The approach to therapeutically interfere with migratory pathways of Th17 or other immune cell subsets via blocking of chemokine—chemokine receptor interactions is generally appealing, as this could possibly be a highly selective strategy. However, other components of the immune reaction could also serve as therapeutic targets, for example, effector or Th17-differentiation cytokines. For instance, neutralizing antibodies against IL-17 or IL-23 might be useful in liver diseases, while neutralization of IL-6 could be potentially harmful due to its overall protective effects in chronic liver injury [118]. Also, a local redifferentiation or de-novo differentiation of T-helper cell subsets in the inflamed liver seems possible given the differentiation protocols used for in vitro generation of Th17 cells, but would certainly require a better understanding of the appropriate cytokine cocktail and a highly specific delivery system to the injured liver.
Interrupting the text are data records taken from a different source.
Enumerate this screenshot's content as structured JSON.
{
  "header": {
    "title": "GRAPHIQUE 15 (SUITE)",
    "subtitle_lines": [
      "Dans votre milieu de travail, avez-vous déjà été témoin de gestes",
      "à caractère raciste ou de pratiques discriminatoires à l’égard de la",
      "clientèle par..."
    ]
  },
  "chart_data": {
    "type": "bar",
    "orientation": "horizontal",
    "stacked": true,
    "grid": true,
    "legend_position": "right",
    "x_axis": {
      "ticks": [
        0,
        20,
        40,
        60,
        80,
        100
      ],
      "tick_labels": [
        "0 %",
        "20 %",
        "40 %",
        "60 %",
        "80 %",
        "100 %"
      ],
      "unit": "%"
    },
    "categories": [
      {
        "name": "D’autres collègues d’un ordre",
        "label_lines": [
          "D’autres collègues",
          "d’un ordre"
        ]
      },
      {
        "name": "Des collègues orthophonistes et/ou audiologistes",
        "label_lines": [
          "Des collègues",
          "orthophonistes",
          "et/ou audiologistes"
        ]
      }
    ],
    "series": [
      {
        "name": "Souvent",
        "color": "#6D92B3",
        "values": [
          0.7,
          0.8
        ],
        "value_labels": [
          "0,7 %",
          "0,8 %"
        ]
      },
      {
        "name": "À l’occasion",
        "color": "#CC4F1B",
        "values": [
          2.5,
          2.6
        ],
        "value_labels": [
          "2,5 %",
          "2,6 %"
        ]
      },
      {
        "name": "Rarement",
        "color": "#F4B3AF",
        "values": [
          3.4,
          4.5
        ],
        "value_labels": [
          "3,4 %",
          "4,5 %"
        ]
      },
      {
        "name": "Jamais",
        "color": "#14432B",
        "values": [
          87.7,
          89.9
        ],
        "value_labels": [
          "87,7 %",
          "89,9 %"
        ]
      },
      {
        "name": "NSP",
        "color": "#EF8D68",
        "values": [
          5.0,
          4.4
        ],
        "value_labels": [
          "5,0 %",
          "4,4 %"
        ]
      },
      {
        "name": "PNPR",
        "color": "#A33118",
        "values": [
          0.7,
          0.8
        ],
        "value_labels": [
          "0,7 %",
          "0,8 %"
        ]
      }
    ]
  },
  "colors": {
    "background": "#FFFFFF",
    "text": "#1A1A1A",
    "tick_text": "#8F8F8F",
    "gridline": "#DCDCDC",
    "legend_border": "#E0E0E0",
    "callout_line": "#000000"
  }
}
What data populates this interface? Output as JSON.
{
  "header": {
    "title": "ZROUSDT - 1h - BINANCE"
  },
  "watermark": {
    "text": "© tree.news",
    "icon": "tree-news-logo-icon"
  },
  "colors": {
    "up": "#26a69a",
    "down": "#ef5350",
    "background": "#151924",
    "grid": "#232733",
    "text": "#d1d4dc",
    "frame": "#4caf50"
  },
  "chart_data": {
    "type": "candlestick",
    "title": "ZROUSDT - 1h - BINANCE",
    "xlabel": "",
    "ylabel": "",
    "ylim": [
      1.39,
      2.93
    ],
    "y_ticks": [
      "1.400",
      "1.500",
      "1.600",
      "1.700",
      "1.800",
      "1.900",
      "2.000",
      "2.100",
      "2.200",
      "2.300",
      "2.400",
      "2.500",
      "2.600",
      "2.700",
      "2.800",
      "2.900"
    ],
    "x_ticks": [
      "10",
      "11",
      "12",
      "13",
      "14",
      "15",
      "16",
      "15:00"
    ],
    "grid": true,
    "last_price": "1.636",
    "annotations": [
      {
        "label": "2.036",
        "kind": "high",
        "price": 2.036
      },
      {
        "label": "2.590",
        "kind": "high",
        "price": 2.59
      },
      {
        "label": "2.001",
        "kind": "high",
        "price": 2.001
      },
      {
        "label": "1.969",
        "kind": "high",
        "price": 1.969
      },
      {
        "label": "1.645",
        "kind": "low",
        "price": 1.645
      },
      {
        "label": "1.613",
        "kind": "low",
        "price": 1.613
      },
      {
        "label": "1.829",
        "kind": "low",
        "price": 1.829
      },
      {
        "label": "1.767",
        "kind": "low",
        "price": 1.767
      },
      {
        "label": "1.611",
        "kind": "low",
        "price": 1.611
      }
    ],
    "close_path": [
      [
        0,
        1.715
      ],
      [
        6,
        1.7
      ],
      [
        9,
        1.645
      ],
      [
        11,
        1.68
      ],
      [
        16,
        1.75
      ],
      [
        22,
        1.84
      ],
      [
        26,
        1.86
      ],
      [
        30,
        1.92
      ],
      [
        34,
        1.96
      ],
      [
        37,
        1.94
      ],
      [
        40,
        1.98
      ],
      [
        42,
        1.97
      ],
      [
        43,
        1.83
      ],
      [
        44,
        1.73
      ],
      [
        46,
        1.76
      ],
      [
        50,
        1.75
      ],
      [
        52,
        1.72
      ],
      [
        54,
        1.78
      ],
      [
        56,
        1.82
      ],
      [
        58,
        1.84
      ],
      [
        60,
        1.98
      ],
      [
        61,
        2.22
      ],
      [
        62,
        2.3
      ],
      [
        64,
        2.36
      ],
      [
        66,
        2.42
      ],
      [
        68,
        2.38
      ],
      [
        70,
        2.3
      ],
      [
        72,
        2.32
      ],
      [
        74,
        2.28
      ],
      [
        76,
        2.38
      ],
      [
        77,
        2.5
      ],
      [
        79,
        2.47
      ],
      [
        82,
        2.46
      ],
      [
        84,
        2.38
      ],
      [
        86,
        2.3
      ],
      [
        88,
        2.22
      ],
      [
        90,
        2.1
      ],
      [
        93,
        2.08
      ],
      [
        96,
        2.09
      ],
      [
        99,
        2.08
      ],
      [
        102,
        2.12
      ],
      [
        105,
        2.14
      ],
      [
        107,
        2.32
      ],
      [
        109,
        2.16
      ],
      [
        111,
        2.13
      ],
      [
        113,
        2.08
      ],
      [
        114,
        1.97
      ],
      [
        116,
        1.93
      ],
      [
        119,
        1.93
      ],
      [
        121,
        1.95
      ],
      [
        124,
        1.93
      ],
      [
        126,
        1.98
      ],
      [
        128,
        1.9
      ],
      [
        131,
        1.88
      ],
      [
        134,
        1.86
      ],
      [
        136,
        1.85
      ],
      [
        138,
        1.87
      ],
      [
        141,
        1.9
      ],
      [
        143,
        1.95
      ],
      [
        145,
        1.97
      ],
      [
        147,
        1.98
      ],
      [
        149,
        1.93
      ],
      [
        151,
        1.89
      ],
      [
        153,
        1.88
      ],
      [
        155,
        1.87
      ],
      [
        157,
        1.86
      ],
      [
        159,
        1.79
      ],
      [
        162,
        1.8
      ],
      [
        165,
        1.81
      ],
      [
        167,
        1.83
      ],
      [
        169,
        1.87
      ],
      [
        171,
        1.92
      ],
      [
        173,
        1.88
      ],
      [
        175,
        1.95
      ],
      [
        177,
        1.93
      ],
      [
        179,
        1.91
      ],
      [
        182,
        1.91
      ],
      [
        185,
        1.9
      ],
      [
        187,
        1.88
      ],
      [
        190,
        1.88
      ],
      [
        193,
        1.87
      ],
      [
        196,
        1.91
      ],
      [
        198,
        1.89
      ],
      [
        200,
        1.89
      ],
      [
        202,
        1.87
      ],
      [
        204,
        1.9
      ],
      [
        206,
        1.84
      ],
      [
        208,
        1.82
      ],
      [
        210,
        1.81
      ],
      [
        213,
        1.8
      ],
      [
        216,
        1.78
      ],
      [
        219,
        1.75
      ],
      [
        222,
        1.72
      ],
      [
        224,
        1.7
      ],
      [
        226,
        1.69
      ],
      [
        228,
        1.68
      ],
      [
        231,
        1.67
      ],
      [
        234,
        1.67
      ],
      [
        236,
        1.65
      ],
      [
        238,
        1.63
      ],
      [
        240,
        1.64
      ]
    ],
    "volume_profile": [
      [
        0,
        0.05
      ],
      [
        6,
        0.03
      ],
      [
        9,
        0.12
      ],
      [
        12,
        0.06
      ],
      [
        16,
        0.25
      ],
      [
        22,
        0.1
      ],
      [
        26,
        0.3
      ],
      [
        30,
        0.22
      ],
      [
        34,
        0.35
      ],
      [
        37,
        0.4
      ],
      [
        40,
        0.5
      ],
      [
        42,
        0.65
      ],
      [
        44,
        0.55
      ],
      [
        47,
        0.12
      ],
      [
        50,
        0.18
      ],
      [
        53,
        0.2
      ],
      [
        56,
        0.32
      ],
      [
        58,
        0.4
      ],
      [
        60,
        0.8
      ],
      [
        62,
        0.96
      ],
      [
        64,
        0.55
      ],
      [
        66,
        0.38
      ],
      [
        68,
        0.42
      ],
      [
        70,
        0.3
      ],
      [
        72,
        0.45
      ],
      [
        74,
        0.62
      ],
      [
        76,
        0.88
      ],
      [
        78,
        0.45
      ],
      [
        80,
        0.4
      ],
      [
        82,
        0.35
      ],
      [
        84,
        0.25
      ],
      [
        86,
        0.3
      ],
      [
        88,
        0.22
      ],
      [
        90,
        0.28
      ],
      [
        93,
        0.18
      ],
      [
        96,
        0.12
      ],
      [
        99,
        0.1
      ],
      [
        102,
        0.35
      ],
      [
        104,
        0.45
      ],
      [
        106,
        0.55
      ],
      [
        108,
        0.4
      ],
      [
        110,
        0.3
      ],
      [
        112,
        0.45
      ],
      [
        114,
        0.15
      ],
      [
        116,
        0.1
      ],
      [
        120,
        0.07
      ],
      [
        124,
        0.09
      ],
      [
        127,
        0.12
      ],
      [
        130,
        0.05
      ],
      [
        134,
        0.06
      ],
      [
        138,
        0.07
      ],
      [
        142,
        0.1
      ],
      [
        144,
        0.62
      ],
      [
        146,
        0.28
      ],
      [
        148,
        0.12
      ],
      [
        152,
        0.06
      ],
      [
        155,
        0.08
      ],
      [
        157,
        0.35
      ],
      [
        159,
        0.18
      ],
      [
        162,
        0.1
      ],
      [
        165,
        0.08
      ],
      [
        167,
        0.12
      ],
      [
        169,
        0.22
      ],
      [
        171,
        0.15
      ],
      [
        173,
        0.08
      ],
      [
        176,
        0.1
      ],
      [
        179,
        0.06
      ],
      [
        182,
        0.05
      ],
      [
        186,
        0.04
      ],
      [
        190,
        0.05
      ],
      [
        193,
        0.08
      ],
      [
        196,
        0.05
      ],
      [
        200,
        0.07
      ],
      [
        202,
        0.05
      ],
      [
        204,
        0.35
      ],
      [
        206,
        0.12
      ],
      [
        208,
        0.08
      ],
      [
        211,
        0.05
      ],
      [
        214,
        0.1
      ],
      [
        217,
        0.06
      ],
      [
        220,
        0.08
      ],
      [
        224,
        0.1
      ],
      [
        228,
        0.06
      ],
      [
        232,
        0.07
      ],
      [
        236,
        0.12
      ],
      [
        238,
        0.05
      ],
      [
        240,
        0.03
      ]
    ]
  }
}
6. Conclusions and Outlook

Perpetuated inflammation and subsequent hepatic fibrosis are common characteristics of chronic liver diseases in humans and have long been thought to be primarily associated with unbalanced Th1/Th2 responses in the liver. However, this current view may have to be revised in some aspects since the recently discovered Th17 cells may also play an active role in shaping the local inflammatory response in the liver. Their preferred differentiation upon TGFβ and IL-6 stimulation, two cytokines known to be abundantly present in the injured liver, makes a contribution of Th17 cells to hepatic inflammation very likely. The major hallmark of Th17 cells is the production of cytokines such as IL-17 and IL-22 as well as the recruitment and activation of neutrophils, and they have been described to play important roles not only in host defence against microbial infections but also in tissue inflammation during autoimmunity regarding liver disease; initial studies in humans and mice indeed also revealed activated Th17 cells and Th17-related cytokines in various liver diseases. However, neither the studies linked to human liver diseases such as HBV/HCV infections, NASH, HCC, or toxic liver damage nor functional experiments in different murine models are fully conclusive at present. The exact pathogenic contribution of Th17 cells to liver inflammation might very well vary upon the underlying disease, for example, between infectious and autoimmune disorders. Therefore, it will be of outstanding importance to understand the function of Th17 cells in acute and chronic liver inflammation and also hepatic fibrogenesis as well as the chemokines/chemokine receptors promoting hepatic Th17 cell recruitment in order to gauge whether interference with Th17 migration or differentiation might represent a novel target for the treatment of liver disease.

Acknowledgments

The authors thank all members of the Tacke lab and the Department of Medicine III for helpful discussions. This work was supported by the German Research Foundation (DFG Ta434/2-1 to F.T., DFG SFB/TRR 57). The authors disclose no conflict of interests. L. Hammerich and F. Heymann contributed equally to this work.